14. Explain the concept of rate limiting in APIs and why it is important.
Rate limiting controls the amount of traffic to or from a network. In APIs, it restricts the number of calls a user can make within a certain period, typically implemented using a token bucket or leaky bucket algorithm.
Reasons for rate limiting:
- Preventing Abuse: Helps prevent abuse by limiting requests a single user can make.
- Ensuring Fair Usage: Ensures all users have fair access to the API.
- Maintaining Performance: Helps maintain performance and availability by preventing server overload.
- Cost Management: Controls costs by limiting the number of requests a user can make.
15. What is API mocking, and how does it benefit the testing process?
API mocking involves creating a mock server that replicates the responses of a real API. This is useful when the actual API is under development, has limited access, or has usage constraints.
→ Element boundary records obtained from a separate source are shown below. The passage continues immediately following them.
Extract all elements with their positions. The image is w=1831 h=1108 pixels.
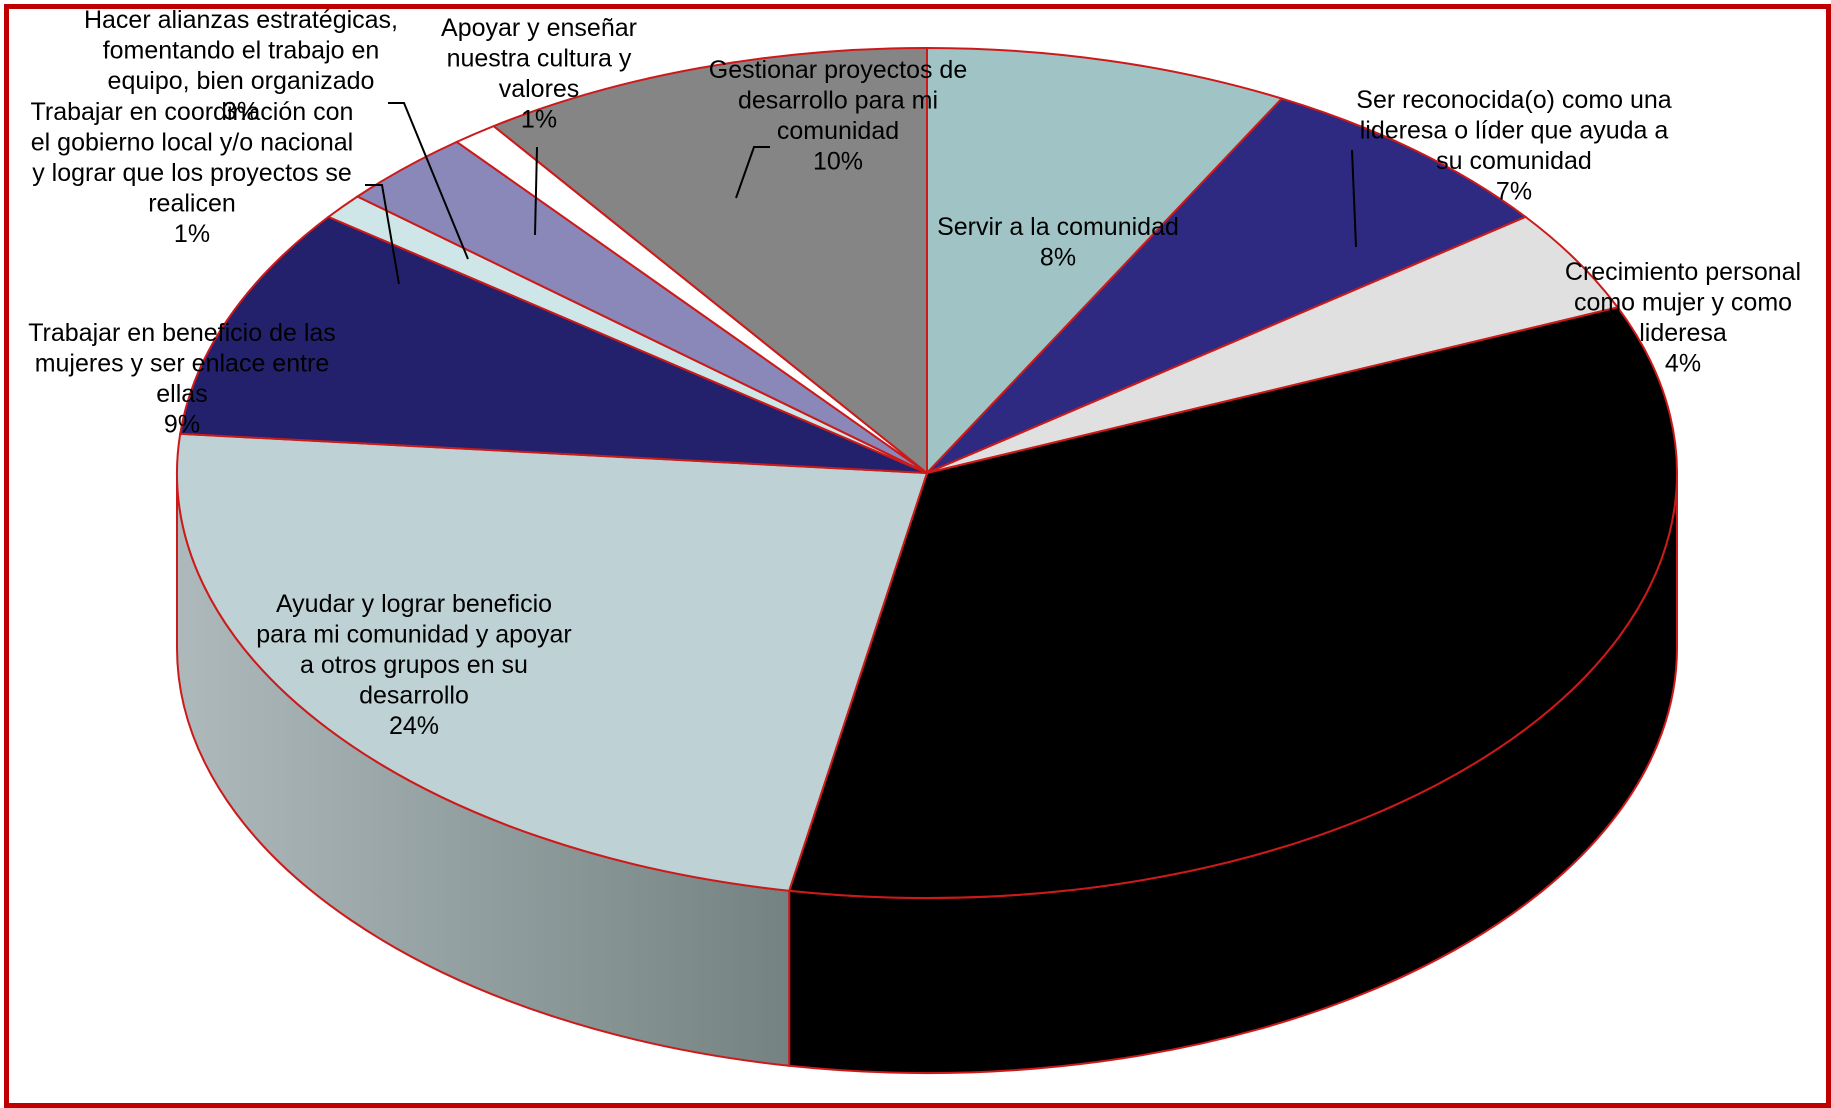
leader-lines-group: [365, 102, 1357, 285]
label-crecimiento-pct: 4%: [1665, 350, 1701, 378]
leader-coordinacion: [365, 184, 400, 285]
label-ayudar-line-1: para mi comunidad y apoyar: [256, 621, 571, 649]
label-ayudar-line-3: desarrollo: [359, 682, 469, 710]
label-coordinacion: Trabajar en coordinación con el gobierno …: [31, 98, 354, 248]
label-servir: Servir a la comunidad 8%: [937, 213, 1179, 272]
slice-labels-group: Servir a la comunidad 8% Ser reconocida(o)…: [28, 6, 1801, 740]
label-gestionar-line-1: desarrollo para mi: [738, 87, 938, 115]
leader-cultura: [534, 146, 538, 236]
label-alianzas-pct: 3%: [223, 98, 259, 126]
label-servir-pct: 8%: [1040, 244, 1076, 272]
pie-slice-1: [926, 97, 1528, 474]
label-cultura-line-0: Apoyar y enseñar: [441, 14, 637, 42]
leader-alianzas: [388, 102, 469, 260]
label-gestionar-pct: 10%: [813, 148, 863, 176]
chart-frame: [4, 4, 1831, 1108]
label-mujeres-pct: 9%: [164, 411, 200, 439]
label-ayudar-pct: 24%: [389, 712, 439, 740]
leader-reconocida: [1351, 149, 1357, 248]
label-reconocida-line-1: lideresa o líder que ayuda a: [1360, 117, 1669, 145]
label-coordinacion-line-2: y lograr que los proyectos se: [32, 159, 352, 187]
label-coordinacion-line-0: Trabajar en coordinación con: [31, 98, 354, 126]
label-alianzas-line-0: Hacer alianzas estratégicas,: [84, 6, 398, 34]
label-alianzas-line-2: equipo, bien organizado: [108, 67, 375, 95]
label-crecimiento: Crecimiento personal como mujer y comolid…: [1565, 258, 1801, 378]
label-mujeres-line-2: ellas: [156, 380, 207, 408]
pie-slice-2: [926, 215, 1620, 474]
label-gestionar: Gestionar proyectos de desarrollo para mi…: [709, 56, 967, 176]
label-reconocida-line-2: su comunidad: [1436, 147, 1592, 175]
label-mujeres-line-0: Trabajar en beneficio de las: [28, 319, 336, 347]
label-coordinacion-line-1: el gobierno local y/o nacional: [31, 129, 353, 157]
pie-slice-3: [787, 306, 1678, 899]
label-reconocida: Ser reconocida(o) como una lideresa o líd…: [1356, 86, 1672, 206]
label-servir-line-0: Servir a la comunidad: [937, 213, 1179, 241]
label-ayudar-line-0: Ayudar y lograr beneficio: [276, 590, 552, 618]
label-alianzas-line-1: fomentando el trabajo en: [103, 37, 380, 65]
label-mujeres: Trabajar en beneficio de las mujeres y se…: [28, 319, 336, 439]
label-coordinacion-line-3: realicen: [148, 190, 236, 218]
pie-slice-0: [926, 46, 1284, 476]
label-ayudar-line-2: a otros grupos en su: [300, 651, 528, 679]
label-mujeres-line-1: mujeres y ser enlace entre: [35, 350, 330, 378]
pie-slice-5: [179, 215, 928, 474]
label-crecimiento-line-0: Crecimiento personal: [1565, 258, 1801, 286]
label-coordinacion-pct: 1%: [174, 220, 210, 248]
pie-slices-group: [176, 46, 1678, 1074]
label-alianzas: Hacer alianzas estratégicas, fomentando e…: [84, 6, 398, 126]
label-reconocida-line-0: Ser reconocida(o) como una: [1356, 86, 1672, 114]
label-reconocida-pct: 7%: [1496, 178, 1532, 206]
label-cultura-line-2: valores: [499, 75, 580, 103]
leader-gestionar: [735, 146, 770, 199]
label-gestionar-line-0: Gestionar proyectos de: [709, 56, 967, 84]
label-cultura-pct: 1%: [521, 106, 557, 134]
label-gestionar-line-2: comunidad: [777, 117, 899, 145]
label-cultura: Apoyar y enseñar nuestra cultura yvalores…: [441, 14, 637, 134]
label-ayudar: Ayudar y lograr beneficio para mi comunid…: [256, 590, 571, 740]
label-crecimiento-line-1: como mujer y como: [1574, 289, 1792, 317]
pie-slice-4: [176, 432, 929, 892]
label-crecimiento-line-2: lideresa: [1639, 319, 1727, 347]
pie-slice-9: [491, 46, 928, 476]
label-cultura-line-1: nuestra cultura y: [447, 45, 632, 73]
By using a mock API, testers can simulate various responses, including error conditions.
Benefits of API mocking include:
- Isolation: Allows testing of the application in isolation from external dependencies.
- Consistency: Provides consistent responses, making it easier to reproduce and debug issues.
- Speed: Reduces testing time by eliminating the need to wait for the actual API to respond.
- Cost-effective: Avoids potential costs associated with using third-party APIs during testing.
- Flexibility: Enables testing of edge cases and error conditions that may be difficult to reproduce with the real API.